3526M 新快速米原行:223系1000・2000番台(12両・編成番号及び所属区所確認の余裕なし)

 1330Mから降りてすぐに、向かいに待つ223系へ。空席を探して前方へ小走りに移動する。乗り込んでまもなくドアが閉まり、スムーズに発車した。困ったことに、車両中央扉付近に陣取ったので、車端部に書いてある車番が見えない。そして足の疲れがあったのとお客さんがそこそこいたのでうろつき回るのもはばかられて、メモ帳にペンを走らせる他はずっとじっとしていた。

 ここまでずっと普通列車を乗り継いできた身としては、223系の快適さと130km/hの速さにただただ感心するばかり。JR九州鹿児島本線の快速列車など、全区間通しで乗ると、ほとんどの場合特急待避がどこかで入るのでもはや「鈍速」、準快速は「牛速」(ぎゅうそく:もちろん勝手に作った言葉。大抵のんびり、たまに怒ると速くなるの意)と呼んでも差し支えないくらいだ。九州新幹線開業後は博多-荒尾間では多少改善が見込めそうだ。

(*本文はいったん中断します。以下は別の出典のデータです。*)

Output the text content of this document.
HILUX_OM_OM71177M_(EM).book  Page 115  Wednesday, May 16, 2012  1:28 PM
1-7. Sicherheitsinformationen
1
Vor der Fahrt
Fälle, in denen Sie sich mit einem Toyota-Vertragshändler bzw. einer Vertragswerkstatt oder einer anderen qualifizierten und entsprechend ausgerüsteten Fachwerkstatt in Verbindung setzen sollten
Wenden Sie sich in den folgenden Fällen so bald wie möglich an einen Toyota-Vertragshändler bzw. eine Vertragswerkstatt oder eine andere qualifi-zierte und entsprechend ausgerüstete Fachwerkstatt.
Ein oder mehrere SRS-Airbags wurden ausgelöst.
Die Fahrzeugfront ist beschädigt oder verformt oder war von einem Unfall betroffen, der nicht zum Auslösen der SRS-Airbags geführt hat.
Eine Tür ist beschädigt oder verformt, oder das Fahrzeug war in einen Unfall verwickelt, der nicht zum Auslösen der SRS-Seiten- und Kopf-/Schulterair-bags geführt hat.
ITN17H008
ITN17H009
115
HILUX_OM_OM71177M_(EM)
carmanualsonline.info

 一息ついている間に新快速はあっという間に加古川に到着、そして19:51に複々線西端の西明石まで来てしまった。三原駅でほんの少しだけ並んだのぞみ42号はすでに品川にいる。19:54の明石では、山陽電鉄線を走る直通特急の阪神梅田行(阪神車)といっときだけ並んだ。なおも爆走は続き、20:05に神戸に到着。9:54発の門司から、10時間11分で山陽本線を走破した。ここからいよいよ東海道本線に突入――だが中間駅構造とここを起終点とする列車がほとんどないこともあってなんだか2つの主要な本線の接点であるという感じがない。それを言うなら鹿児島駅(鹿児島本線・日豊本線の終点)もだが。玄関駅としての機能も華やかさも全て隣の鹿児島中央駅に持って行かれてしまって久しい。すでに空席はなくなり、立つ人も何人か出てきている。近くでしゃべっている同世代の人のイントネーションから、関西まで来たんだなと実感する。神戸出発時に内側線を走行する快速野洲行と並走。こういうのも九州ではまず味わえないのでわくわくする。20:24に尼崎を過ぎて、20:29に大阪に滑り込んだ。姫路から59分、途中駅での停車時分を切り詰めたのだろうか。

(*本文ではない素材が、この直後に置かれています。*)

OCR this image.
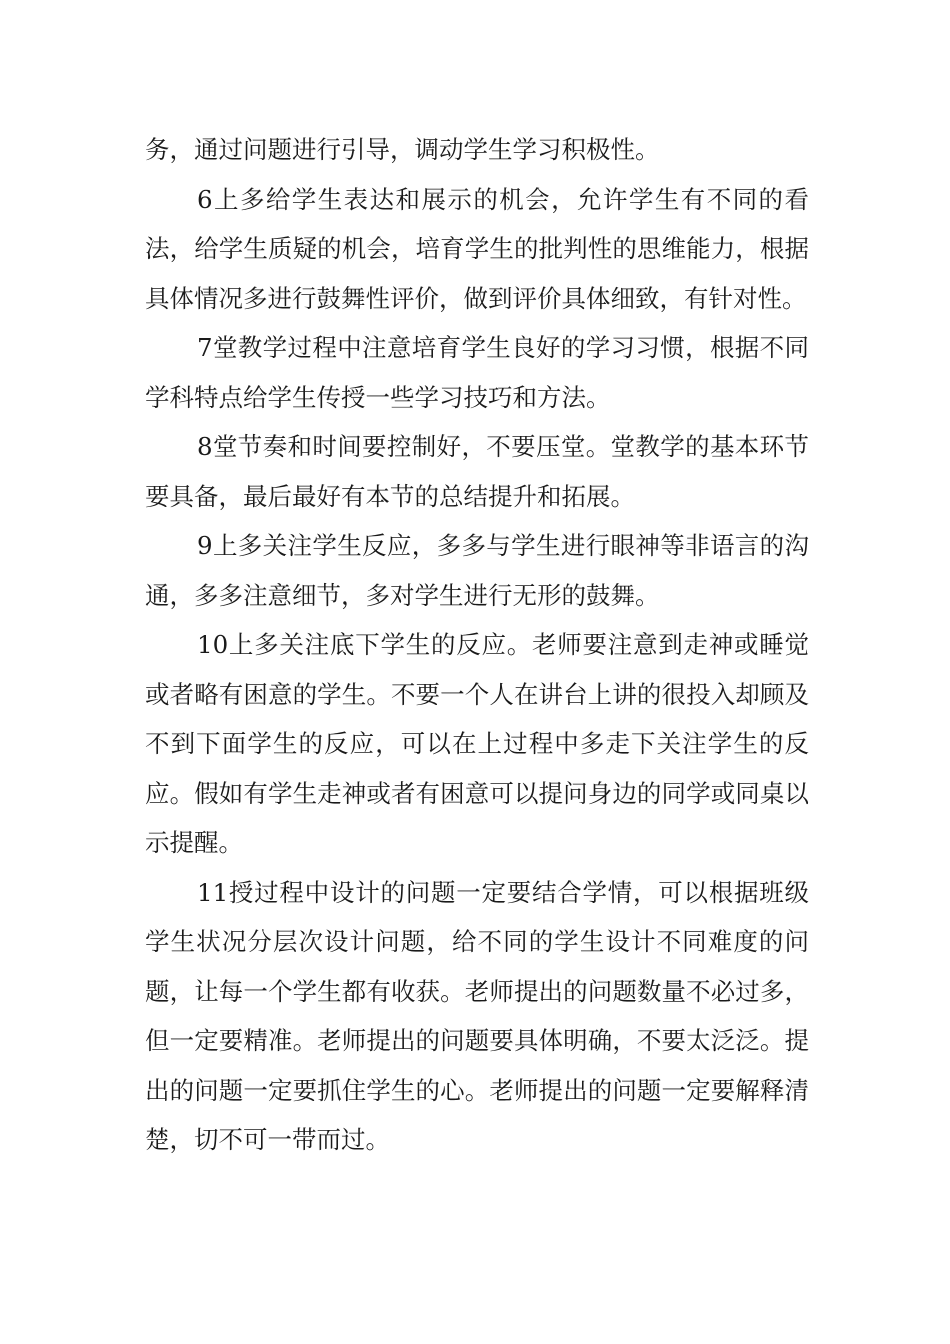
务，通过问题进行引导，调动学生学习积极性。

6上多给学生表达和展示的机会，允许学生有不同的看法，给学生质疑的机会，培育学生的批判性的思维能力，根据具体情况多进行鼓舞性评价，做到评价具体细致，有针对性。

7堂教学过程中注意培育学生良好的学习习惯，根据不同学科特点给学生传授一些学习技巧和方法。

8堂节奏和时间要控制好，不要压堂。堂教学的基本环节要具备，最后最好有本节的总结提升和拓展。

9上多关注学生反应，多多与学生进行眼神等非语言的沟通，多多注意细节，多对学生进行无形的鼓舞。

10上多关注底下学生的反应。老师要注意到走神或睡觉或者略有困意的学生。不要一个人在讲台上讲的很投入却顾及不到下面学生的反应，可以在上过程中多走下关注学生的反应。假如有学生走神或者有困意可以提问身边的同学或同桌以示提醒。

11授过程中设计的问题一定要结合学情，可以根据班级学生状况分层次设计问题，给不同的学生设计不同难度的问题，让每一个学生都有收获。老师提出的问题数量不必过多，但一定要精准。老师提出的问题要具体明确，不要太泛泛。提出的问题一定要抓住学生的心。老师提出的问题一定要解释清楚，切不可一带而过。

 大阪からは山のように人が乗り込んできて、通路までぎっしり詰まってしまった。新大阪までの進路開通待ちで長めに停車し、20:33、3分の延発。次の高槻でも人はあまり減らず、21:02に京都に到着した。半年ぶりの訪問となる。ここでは立っていた人があらかた降り、それと同じ数だけの人がまた乗ってきた。京都以東の東海道本線は平塚まで未乗、東海道新幹線としても豊橋まで2000年10月に乗ったきりである。

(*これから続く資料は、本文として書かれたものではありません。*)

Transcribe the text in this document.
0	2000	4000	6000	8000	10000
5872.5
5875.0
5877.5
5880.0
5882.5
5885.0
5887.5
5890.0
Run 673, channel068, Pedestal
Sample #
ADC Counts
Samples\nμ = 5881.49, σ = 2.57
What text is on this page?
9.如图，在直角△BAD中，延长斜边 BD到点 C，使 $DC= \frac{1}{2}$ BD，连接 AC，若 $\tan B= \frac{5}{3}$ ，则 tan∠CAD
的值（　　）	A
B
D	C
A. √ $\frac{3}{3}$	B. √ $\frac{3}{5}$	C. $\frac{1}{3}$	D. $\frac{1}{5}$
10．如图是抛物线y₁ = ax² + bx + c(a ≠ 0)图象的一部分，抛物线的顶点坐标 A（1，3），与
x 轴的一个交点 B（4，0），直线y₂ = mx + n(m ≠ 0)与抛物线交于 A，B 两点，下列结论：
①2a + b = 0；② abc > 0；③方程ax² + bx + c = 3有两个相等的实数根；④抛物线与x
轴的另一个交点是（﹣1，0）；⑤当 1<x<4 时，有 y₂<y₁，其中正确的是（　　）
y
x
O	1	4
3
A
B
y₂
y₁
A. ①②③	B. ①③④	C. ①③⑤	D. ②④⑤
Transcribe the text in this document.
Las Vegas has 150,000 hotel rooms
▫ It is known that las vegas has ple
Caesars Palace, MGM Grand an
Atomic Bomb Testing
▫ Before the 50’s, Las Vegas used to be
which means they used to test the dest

 新快速の東進はなおも続く。この先は降りていく人が多くなり、21:21着の草津で車内の人がぐっと減る。ここから扉部の補助シートのロックが解除された。21:29、野洲ではかなり空席が目立つようになった。停車駅はさらに少なくなり、それでも130km/hの駿足は衰えないので、もう特急にでも乗っている気分だ。21:48、彦根着。彦根市については彦根城とゆるキャラ「ひこにゃん」くらいしか知らない。一度行ってみたい。僕の乗った車両に残る人はわずかに十数名。12両編成であるし、おそらく後ろの方の車両に「ながら」組がたくさん乗っているはずだから油断はできない。最後の1駅間も全力で走り、21:53についに米原に到着した。2時間半ほどのうちに200km以上も走ってきた計算になる。

248F 普通大垣行:117系(8両・大垣車両区)

 僕が一番心配していたのが関ヶ原越えだった。JR東海が何両用意してくれているのか、もし4両だったら乗れるかどうか怪しいと考えつつ、新快速の窓からホーム向かい側に待つ普通大垣行の編成を見ると、117系4両編成の2編成併結だった。これなら乗りはぐれることはない。僕の乗った車両は8両先頭の若干先で停車したので、斜め後ろに向かって小走りに移動する。もっと前に乗っていた人たちは駆け足気味でやってくる。駅の案内放送ではしきりに大垣行の案内をしていた。車内は案の定、ほぼ全員が「ながら」組だった。岡山〜姫路間ですぐ近くに乗っていた人の姿も見える。8両の座席はほぼ埋まり、僕は定位置に立つことにする。どうせこの先6時間ほど座席が保証されているのだから、立っているのもいいだろう。遮光幕が運転台直後の分しか下ろされていなかったので、夜闇にまぎれて線路がつづいているのが見える。21:56、米原を発車。

 列車は各駅に丹念に停まっていくが、乗り降りする人はほぼいない。近江長岡と柏原が2連続で2面4線の配線になっているが、あまり使われることはなさそうである。少なくとも緩急接続は行われていないわけだし。22:18の関ヶ原で、313系の6両編成とすれ違う。あたりは真っ暗で何も見えない。22:30、大垣駅1番線に到着した。博多から789.3km、自宅最寄りの西鉄天神大牟田線・三国が丘からは815.9kmの道のりだった。